Непорочная пустота. Соскальзывая в небытие - Ходж Брайан. Страница 96

— Вот поэтому я и говорю, что жертвоприношение — слишком примитивная концепция. — Он помедлил, словно ему никогда раньше не приходилось объясняться. — Мне кажется, что есть сущности, бесконечно более древние, чем любые детские фантазии о боге и каком-то там противостоящем ему дьяволе. Есть только хаос, и физические формы, которые он принимает, и эфемерные разумы, управляющие ими. Упорядоченные структуры рождаются и гибнут, а мы все — лишь кирпичики, из которых хаос их строит, чтобы потом разрушить и начать все заново.

Томас умолк, глядя на закат, и тишину нарушал только треск огня и стук срывающихся с крыши капель, оставшихся от недавно прошедшего дождя.

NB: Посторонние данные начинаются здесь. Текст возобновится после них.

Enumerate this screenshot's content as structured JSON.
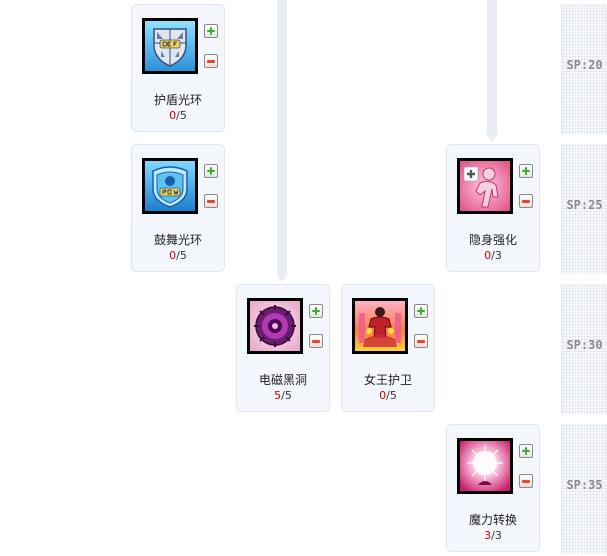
{
  "skills": [
    {
      "name": "护盾光环",
      "current": "0",
      "max": "5",
      "icon": "def-shield-icon"
    },
    {
      "name": "鼓舞光环",
      "current": "0",
      "max": "5",
      "icon": "pow-shield-icon"
    },
    {
      "name": "隐身强化",
      "current": "0",
      "max": "3",
      "icon": "stealth-figure-icon"
    },
    {
      "name": "电磁黑洞",
      "current": "5",
      "max": "5",
      "icon": "black-hole-icon"
    },
    {
      "name": "女王护卫",
      "current": "0",
      "max": "5",
      "icon": "queen-guard-icon"
    },
    {
      "name": "魔力转换",
      "current": "3",
      "max": "3",
      "icon": "mana-burst-icon"
    }
  ],
  "sp_tiers": [
    "SP:20",
    "SP:25",
    "SP:30",
    "SP:35"
  ],
  "colors": {
    "current_level": "#cc0000",
    "plus": "#3cae2c",
    "minus": "#e0492a",
    "connector": "#e8edf4"
  }
}
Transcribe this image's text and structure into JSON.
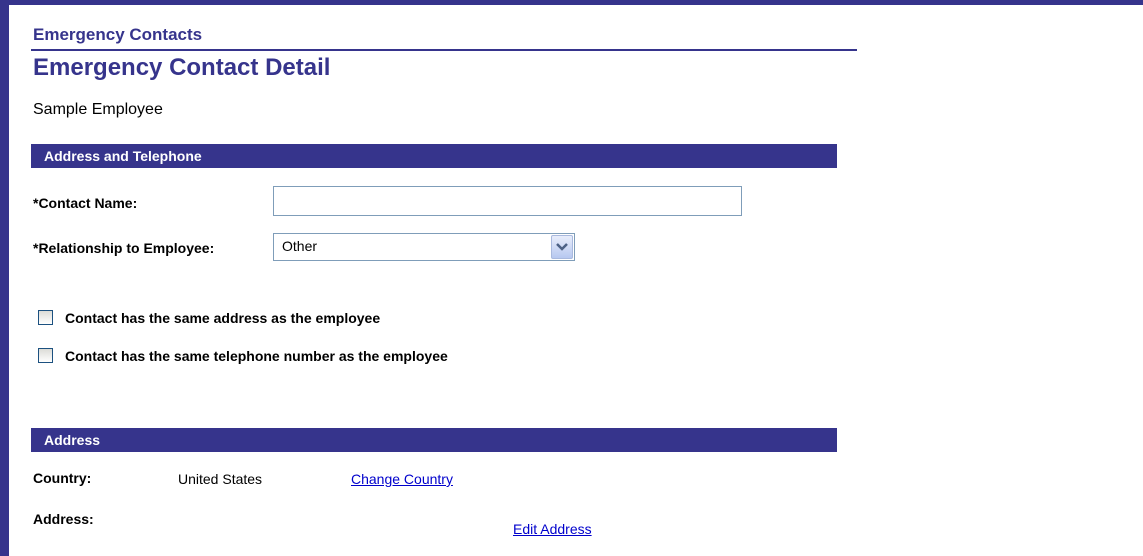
{
  "header": {
    "section_title": "Emergency Contacts",
    "page_title": "Emergency Contact Detail",
    "employee_name": "Sample Employee"
  },
  "address_telephone": {
    "bar_title": "Address and Telephone",
    "contact_name_label": "*Contact Name:",
    "contact_name_value": "",
    "relationship_label": "*Relationship to Employee:",
    "relationship_value": "Other",
    "same_address_label": "Contact has the same address as the employee",
    "same_address_checked": false,
    "same_phone_label": "Contact has the same telephone number as the employee",
    "same_phone_checked": false
  },
  "address": {
    "bar_title": "Address",
    "country_label": "Country:",
    "country_value": "United States",
    "change_country_link": "Change Country",
    "address_label": "Address:",
    "edit_address_link": "Edit Address"
  },
  "colors": {
    "brand": "#36348c",
    "link": "#0000cc"
  }
}
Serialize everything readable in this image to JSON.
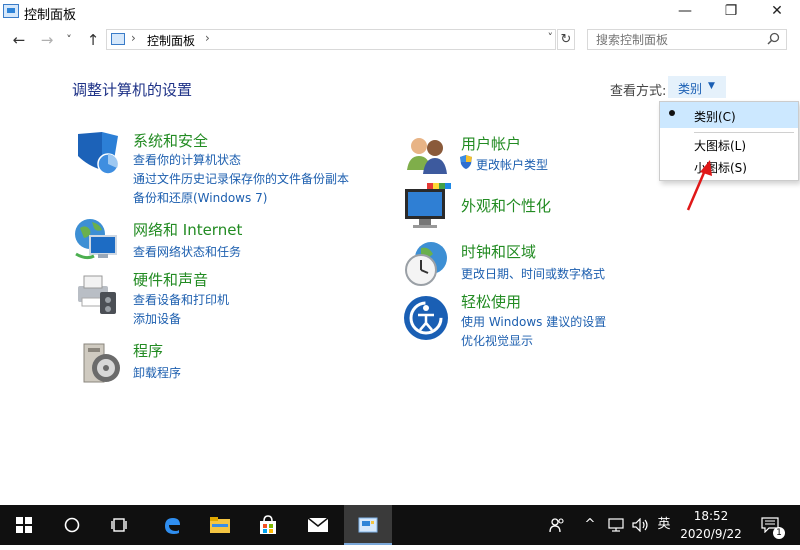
{
  "window": {
    "title": "控制面板",
    "minimize": "—",
    "maximize": "❐",
    "close": "✕"
  },
  "nav": {
    "back": "←",
    "forward": "→",
    "recent": "˅",
    "up": "↑",
    "address_sep": "›",
    "address_text": "控制面板",
    "address_dropdown": "˅",
    "refresh": "↻",
    "search_placeholder": "搜索控制面板"
  },
  "main": {
    "page_title": "调整计算机的设置",
    "view_by_label": "查看方式:",
    "view_by_value": "类别"
  },
  "categories": [
    {
      "title": "系统和安全",
      "links": [
        "查看你的计算机状态",
        "通过文件历史记录保存你的文件备份副本",
        "备份和还原(Windows 7)"
      ]
    },
    {
      "title": "网络和 Internet",
      "links": [
        "查看网络状态和任务"
      ]
    },
    {
      "title": "硬件和声音",
      "links": [
        "查看设备和打印机",
        "添加设备"
      ]
    },
    {
      "title": "程序",
      "links": [
        "卸载程序"
      ]
    },
    {
      "title": "用户帐户",
      "links": [
        "更改帐户类型"
      ]
    },
    {
      "title": "外观和个性化",
      "links": []
    },
    {
      "title": "时钟和区域",
      "links": [
        "更改日期、时间或数字格式"
      ]
    },
    {
      "title": "轻松使用",
      "links": [
        "使用 Windows 建议的设置",
        "优化视觉显示"
      ]
    }
  ],
  "menu": {
    "items": [
      {
        "label": "类别(C)",
        "selected": true
      },
      {
        "label": "大图标(L)",
        "selected": false
      },
      {
        "label": "小图标(S)",
        "selected": false
      }
    ]
  },
  "taskbar": {
    "tray_lang": "英",
    "time": "18:52",
    "date": "2020/9/22",
    "notification_count": "1"
  },
  "colors": {
    "category_title": "#228b22",
    "link": "#1d5faf",
    "taskbar": "#101010",
    "menu_selected": "#cce8ff",
    "annotation_arrow": "#e01818"
  }
}
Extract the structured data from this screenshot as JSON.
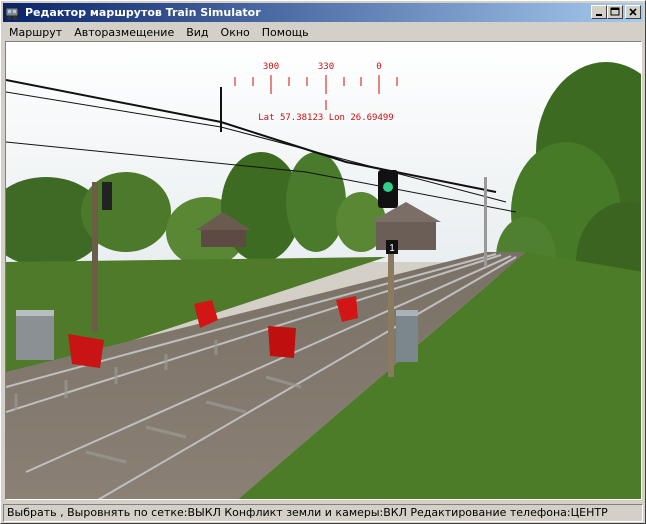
{
  "window": {
    "title": "Редактор маршрутов Train Simulator",
    "controls": [
      "minimize",
      "maximize",
      "close"
    ]
  },
  "menu": [
    {
      "label": "Маршрут"
    },
    {
      "label": "Авторазмещение"
    },
    {
      "label": "Вид"
    },
    {
      "label": "Окно"
    },
    {
      "label": "Помощь"
    }
  ],
  "compass": {
    "headings": [
      "300",
      "330",
      "0"
    ],
    "position_text": "Lat 57.38123 Lon 26.69499"
  },
  "signal": {
    "plate_number": "1"
  },
  "statusbar": {
    "text": "Выбрать , Выровнять по сетке:ВЫКЛ Конфликт земли и камеры:ВКЛ Редактирование телефона:ЦЕНТР"
  },
  "colors": {
    "title_active_start": "#0a246a",
    "title_active_end": "#a6caf0",
    "sky": "#f2f5f6",
    "grass": "#4d7a2a",
    "marker_red": "#c81414",
    "compass_red": "#cc1111"
  }
}
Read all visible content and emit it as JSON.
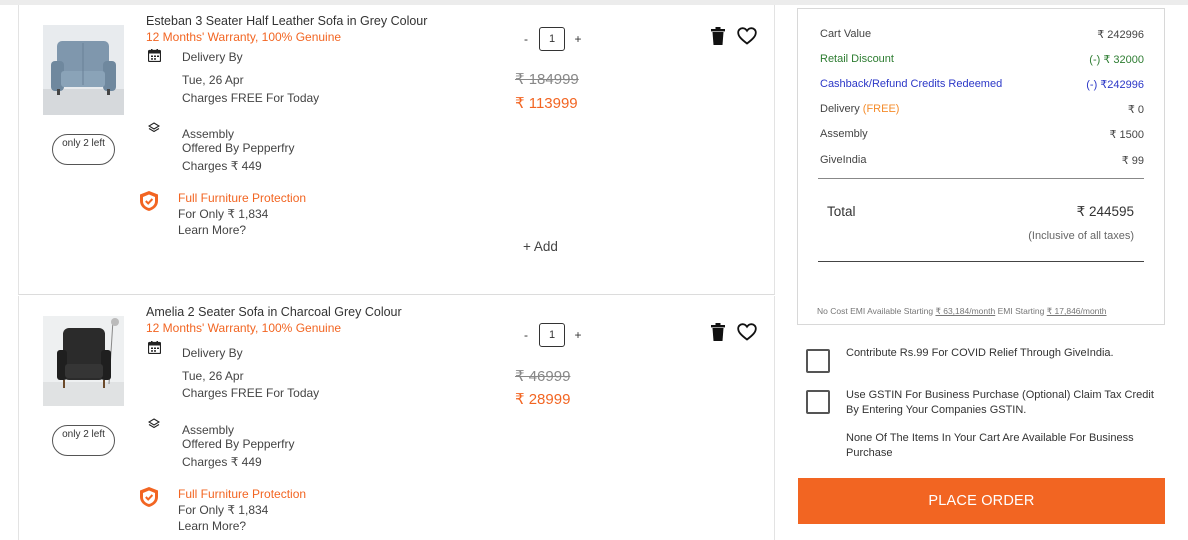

— Я не могу точно сказать, что творится в этом месте, — продолжил он. — Может быть, здесь истончилась граница между порядком и хаосом. Или процесс достиг своей наивысшей точки и начался спад. Я знаю только, что если ты готов будешь приложить усилия, то сможешь поиграть с другими кирпичиками…

* * *

Позже тем же вечером я подошел к амбару, чтобы взглянуть на Деррика Ярдли. Он был взъерошенным силуэтом, который прислонялся к шершавой стене в тусклом свете висевшей под потолком шестидесятиваттной лампочки. С другой балки, такой низкой, что на нее можно было вешать инструменты, свисало что-то еще, и мне пришлось долго на него пялиться, прежде чем я понял, что это окровавленный, длиной с мою руку, скелет змеи, с которого ободрали все мясо. В амбаре воняло желчью и разложением.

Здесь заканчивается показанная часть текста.